Daniel Greenstein vice provost for academic planning and programs at the University of California System told a room full of University Librarians last week that "The university library of the future will be sparsely staffed, highly decentralized, and have a physical plant consisting of little more than special collections and study areas." The meeting was held to discuss "sustainable scholarship", doesn't sound like Greenstein thinks libraries have much of a future at all! Like many of the commenters at the end of the article I actually couldn't disagree with Greenstein more. He obviously hasn't visited a university library lately. They are vibrant, vital places and often the lifeblood of the campus. You only have to be in touch with current news, studies and blogs on libraries to know that! There is so much the Library will offer in the future and rather than the distributed 'physical plant' that Greenstein describes I think we'll be a central hub for study, learning, technology, culture and socialising. Librarians will play an important role in this future by providing specialised services and reference help in a world of increasing information overload.
Maybe it's a generational thing or maybe I'm just a fanatical optimist but I see an exciting and challenging future ahead. One with a focus on people, connecting and sharing. Technology has already assisted us in this direction but in the future this will be more obvious in the physical world too. We need to stay in touch with developments in libraries, publishing, information management, teaching and learning, sustainability and technology so we can create a library of the future that inspires and engages clients and staff alike!

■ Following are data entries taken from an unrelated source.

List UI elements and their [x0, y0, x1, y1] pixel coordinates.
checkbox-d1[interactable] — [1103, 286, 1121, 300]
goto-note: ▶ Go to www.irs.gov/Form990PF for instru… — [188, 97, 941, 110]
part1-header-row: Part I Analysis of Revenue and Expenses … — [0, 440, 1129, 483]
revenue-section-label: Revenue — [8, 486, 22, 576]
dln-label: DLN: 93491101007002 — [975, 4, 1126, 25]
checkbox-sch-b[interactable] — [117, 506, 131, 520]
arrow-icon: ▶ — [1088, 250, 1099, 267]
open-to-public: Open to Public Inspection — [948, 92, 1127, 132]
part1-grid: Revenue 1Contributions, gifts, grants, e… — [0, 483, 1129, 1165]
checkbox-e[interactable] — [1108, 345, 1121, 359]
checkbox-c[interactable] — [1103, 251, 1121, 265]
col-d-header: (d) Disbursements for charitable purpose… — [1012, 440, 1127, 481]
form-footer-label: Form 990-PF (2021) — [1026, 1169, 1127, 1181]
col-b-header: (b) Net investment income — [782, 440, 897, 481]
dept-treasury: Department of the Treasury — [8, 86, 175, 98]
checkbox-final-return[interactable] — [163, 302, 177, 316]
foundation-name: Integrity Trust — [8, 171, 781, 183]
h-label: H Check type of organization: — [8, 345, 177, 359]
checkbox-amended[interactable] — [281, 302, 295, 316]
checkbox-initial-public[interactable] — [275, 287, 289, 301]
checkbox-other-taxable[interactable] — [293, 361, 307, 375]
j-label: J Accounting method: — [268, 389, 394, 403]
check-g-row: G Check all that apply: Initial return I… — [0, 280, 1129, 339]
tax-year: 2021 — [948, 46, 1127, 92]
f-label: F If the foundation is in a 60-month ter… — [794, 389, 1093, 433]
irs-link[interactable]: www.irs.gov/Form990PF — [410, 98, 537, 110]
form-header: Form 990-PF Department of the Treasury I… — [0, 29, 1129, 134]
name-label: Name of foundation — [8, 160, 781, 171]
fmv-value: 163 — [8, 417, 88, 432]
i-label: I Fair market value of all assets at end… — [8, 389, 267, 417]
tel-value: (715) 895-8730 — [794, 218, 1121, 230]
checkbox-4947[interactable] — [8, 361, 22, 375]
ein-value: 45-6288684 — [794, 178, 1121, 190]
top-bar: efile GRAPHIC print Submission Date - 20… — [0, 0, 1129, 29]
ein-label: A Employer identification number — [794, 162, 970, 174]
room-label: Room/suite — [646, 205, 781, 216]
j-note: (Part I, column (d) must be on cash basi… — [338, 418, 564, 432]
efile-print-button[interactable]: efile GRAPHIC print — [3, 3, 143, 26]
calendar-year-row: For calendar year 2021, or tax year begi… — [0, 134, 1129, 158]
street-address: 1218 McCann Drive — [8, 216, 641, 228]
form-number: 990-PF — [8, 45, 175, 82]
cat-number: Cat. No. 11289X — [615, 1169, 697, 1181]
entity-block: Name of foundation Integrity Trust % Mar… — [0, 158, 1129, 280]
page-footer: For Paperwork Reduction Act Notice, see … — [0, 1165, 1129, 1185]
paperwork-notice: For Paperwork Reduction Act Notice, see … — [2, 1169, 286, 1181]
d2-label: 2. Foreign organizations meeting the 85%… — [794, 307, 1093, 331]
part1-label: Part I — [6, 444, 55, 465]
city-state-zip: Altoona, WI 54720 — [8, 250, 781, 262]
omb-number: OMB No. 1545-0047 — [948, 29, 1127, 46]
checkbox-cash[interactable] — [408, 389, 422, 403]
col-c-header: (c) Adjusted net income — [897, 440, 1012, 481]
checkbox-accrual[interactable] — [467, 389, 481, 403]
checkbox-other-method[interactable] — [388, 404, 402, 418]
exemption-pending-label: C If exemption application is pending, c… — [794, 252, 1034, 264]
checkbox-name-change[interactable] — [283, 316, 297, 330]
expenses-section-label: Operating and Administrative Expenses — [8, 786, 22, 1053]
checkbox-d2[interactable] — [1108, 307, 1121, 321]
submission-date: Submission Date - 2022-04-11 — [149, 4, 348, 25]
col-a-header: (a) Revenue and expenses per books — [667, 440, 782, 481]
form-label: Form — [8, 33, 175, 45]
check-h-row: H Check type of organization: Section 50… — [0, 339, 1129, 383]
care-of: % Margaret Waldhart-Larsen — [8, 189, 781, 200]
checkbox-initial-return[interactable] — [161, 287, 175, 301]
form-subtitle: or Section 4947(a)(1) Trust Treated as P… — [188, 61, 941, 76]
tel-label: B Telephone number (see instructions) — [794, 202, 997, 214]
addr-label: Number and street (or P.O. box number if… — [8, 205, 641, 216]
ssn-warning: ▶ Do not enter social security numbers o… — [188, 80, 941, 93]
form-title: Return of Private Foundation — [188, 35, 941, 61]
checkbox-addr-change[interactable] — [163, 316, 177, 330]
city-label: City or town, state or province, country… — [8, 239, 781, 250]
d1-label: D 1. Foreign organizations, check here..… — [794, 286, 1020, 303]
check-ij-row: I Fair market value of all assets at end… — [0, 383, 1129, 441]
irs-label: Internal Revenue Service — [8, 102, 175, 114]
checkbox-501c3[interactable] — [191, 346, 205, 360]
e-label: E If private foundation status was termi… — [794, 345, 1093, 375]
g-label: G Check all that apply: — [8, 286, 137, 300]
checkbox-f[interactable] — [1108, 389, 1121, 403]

"Your Library does not end here" Both David Lee King and Librarian In Black have been blogging about my favourite theme of connecting the physical and the digital. I'm happy to see there are others out there thinking about ways we can create more interactivity in the physical world so there is a seamless integration of physical and digital space. With clever use of technology we can create a more engaging library experience for our clients wherever they may be. However, technology is not the only factor. Librarians need to be out there and visible in physical and digital space to continue providing expert services by anticipating and responding to client needs. The library of the future I imagine is ubiquitous, embracing the idea of 'anytime, anywhere', it supports peer-to-peer learning and customisation of space and services. Very different to Greensteins idea. I look forward to the future that I imagine.